Dit alles zijn natuurlijk niets dan gissingen, die niet berusten dan op mogelijkheden. Eene zuivere richting, eene vaste oriënteering zullen wij eerst tegen November kunnen aanwijzen. Intusschen kunnen wij onze hersenen met deze, anders zéer belangrijke, vraag in vrede laten.

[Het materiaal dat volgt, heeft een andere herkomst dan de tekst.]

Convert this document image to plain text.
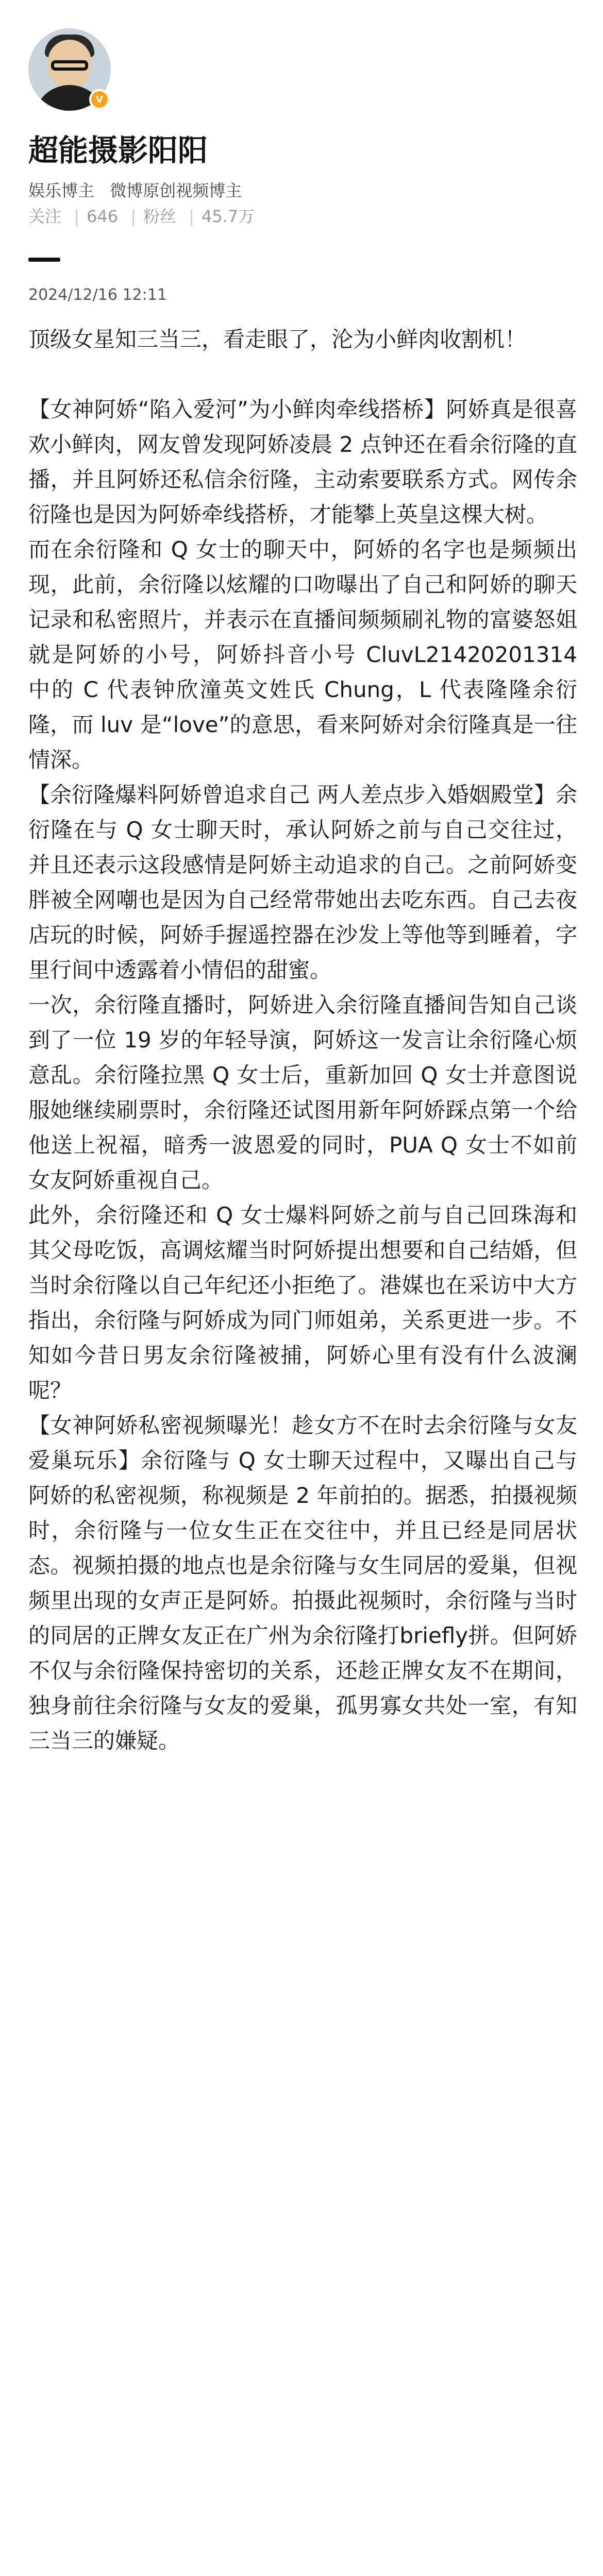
V
超能摄影阳阳
娱乐博主 微博原创视频博主
关注 | 646 | 粉丝 | 45.7万
2024/12/16 12:11

顶级女星知三当三，看走眼了，沦为小鲜肉收割机！

【女神阿娇“陷入爱河”为小鲜肉牵线搭桥】阿娇真是很喜欢小鲜肉，网友曾发现阿娇凌晨 2 点钟还在看余衍隆的直播，并且阿娇还私信余衍隆，主动索要联系方式。网传余衍隆也是因为阿娇牵线搭桥，才能攀上英皇这棵大树。

而在余衍隆和 Q 女士的聊天中，阿娇的名字也是频频出现，此前，余衍隆以炫耀的口吻曝出了自己和阿娇的聊天记录和私密照片，并表示在直播间频频刷礼物的富婆怒姐就是阿娇的小号，阿娇抖音小号 CluvL21420201314 中的 C 代表钟欣潼英文姓氏 Chung，L 代表隆隆余衍隆，而 luv 是“love”的意思，看来阿娇对余衍隆真是一往情深。

【余衍隆爆料阿娇曾追求自己 两人差点步入婚姻殿堂】余衍隆在与 Q 女士聊天时，承认阿娇之前与自己交往过，并且还表示这段感情是阿娇主动追求的自己。之前阿娇变胖被全网嘲也是因为自己经常带她出去吃东西。自己去夜店玩的时候，阿娇手握遥控器在沙发上等他等到睡着，字里行间中透露着小情侣的甜蜜。

一次，余衍隆直播时，阿娇进入余衍隆直播间告知自己谈到了一位 19 岁的年轻导演，阿娇这一发言让余衍隆心烦意乱。余衍隆拉黑 Q 女士后，重新加回 Q 女士并意图说服她继续刷票时，余衍隆还试图用新年阿娇踩点第一个给他送上祝福，暗秀一波恩爱的同时，PUA Q 女士不如前女友阿娇重视自己。

此外，余衍隆还和 Q 女士爆料阿娇之前与自己回珠海和其父母吃饭，高调炫耀当时阿娇提出想要和自己结婚，但当时余衍隆以自己年纪还小拒绝了。港媒也在采访中大方指出，余衍隆与阿娇成为同门师姐弟，关系更进一步。不知如今昔日男友余衍隆被捕，阿娇心里有没有什么波澜呢？

【女神阿娇私密视频曝光！趁女方不在时去余衍隆与女友爱巢玩乐】余衍隆与 Q 女士聊天过程中，又曝出自己与阿娇的私密视频，称视频是 2 年前拍的。据悉，拍摄视频时，余衍隆与一位女生正在交往中，并且已经是同居状态。视频拍摄的地点也是余衍隆与女生同居的爱巢，但视频里出现的女声正是阿娇。拍摄此视频时，余衍隆与当时的同居的正牌女友正在广州为余衍隆打briefly拼。但阿娇不仅与余衍隆保持密切的关系，还趁正牌女友不在期间，独身前往余衍隆与女友的爱巢，孤男寡女共处一室，有知三当三的嫌疑。
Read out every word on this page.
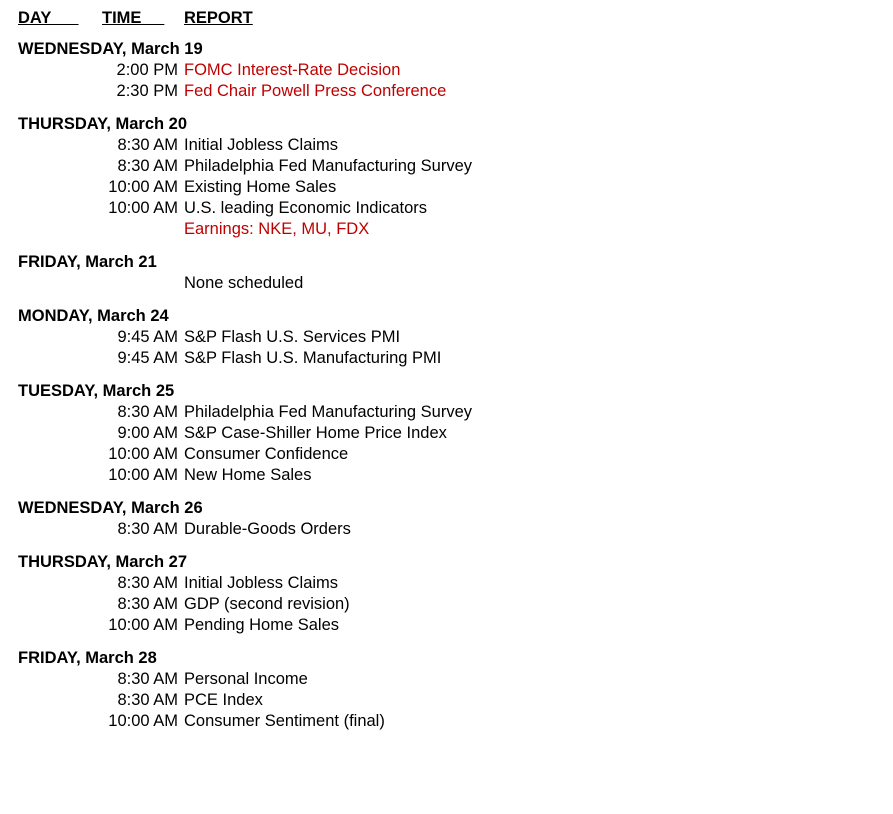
DAY TIME REPORT
WEDNESDAY, March 19
2:00 PM FOMC Interest-Rate Decision
2:30 PM Fed Chair Powell Press Conference
THURSDAY, March 20
8:30 AM Initial Jobless Claims
8:30 AM Philadelphia Fed Manufacturing Survey
10:00 AM Existing Home Sales
10:00 AM U.S. leading Economic Indicators
Earnings: NKE, MU, FDX
FRIDAY, March 21
None scheduled
MONDAY, March 24
9:45 AM S&P Flash U.S. Services PMI
9:45 AM S&P Flash U.S. Manufacturing PMI
TUESDAY, March 25
8:30 AM Philadelphia Fed Manufacturing Survey
9:00 AM S&P Case-Shiller Home Price Index
10:00 AM Consumer Confidence
10:00 AM New Home Sales
WEDNESDAY, March 26
8:30 AM Durable-Goods Orders
THURSDAY, March 27
8:30 AM Initial Jobless Claims
8:30 AM GDP (second revision)
10:00 AM Pending Home Sales
FRIDAY, March 28
8:30 AM Personal Income
8:30 AM PCE Index
10:00 AM Consumer Sentiment (final)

Eene andere kwestie komt ze trouwens met nadruk dien vrede ontrukken: er heerscht thans in het Walenland eene beweging, die de bestuurlijke scheiding van België eischt. Vroeger werd den Vlamingen verweten, deze door hunne taalbeweging te bewerken. Thans zijn de rollen omgekeerd: de Walen willen niet langer onder éenzelfde bestuur met de Vlamingen staan; zij vragen hunne autonomie, zonder dat men heel goed begrijpt waarom; en zij verdeelen het land, bij monde van den Luiker apotheker Delaite, in drie gewesten: Wallonië (Henegouw, Luik, Luxemburg en Namen), Vlaanderen (West- en Oost-Vlaanderen, Antwerpen en Limburg) en het gewest Brabant. Veel eenvoudiger ware het natuurlijk geweest, bij de eventueele scheiding, de taalgrens te volgen. Maar dan hadden de Walen Brussel aan Vlaanderen moeten laten, waar het, geografisch, feitelijk toe behoort, en dat mocht natuurlijk niet. Daarom liet men dan maar liever midden in het gescheurd grondgebied een miniatuur-België bestaan, een tweetalig gewestje, dat later als historisch voorbeeld kon dienen van hoe het er in het geheele land toeging, toen Vlamingen en Walen nog ‘broeders’ waren.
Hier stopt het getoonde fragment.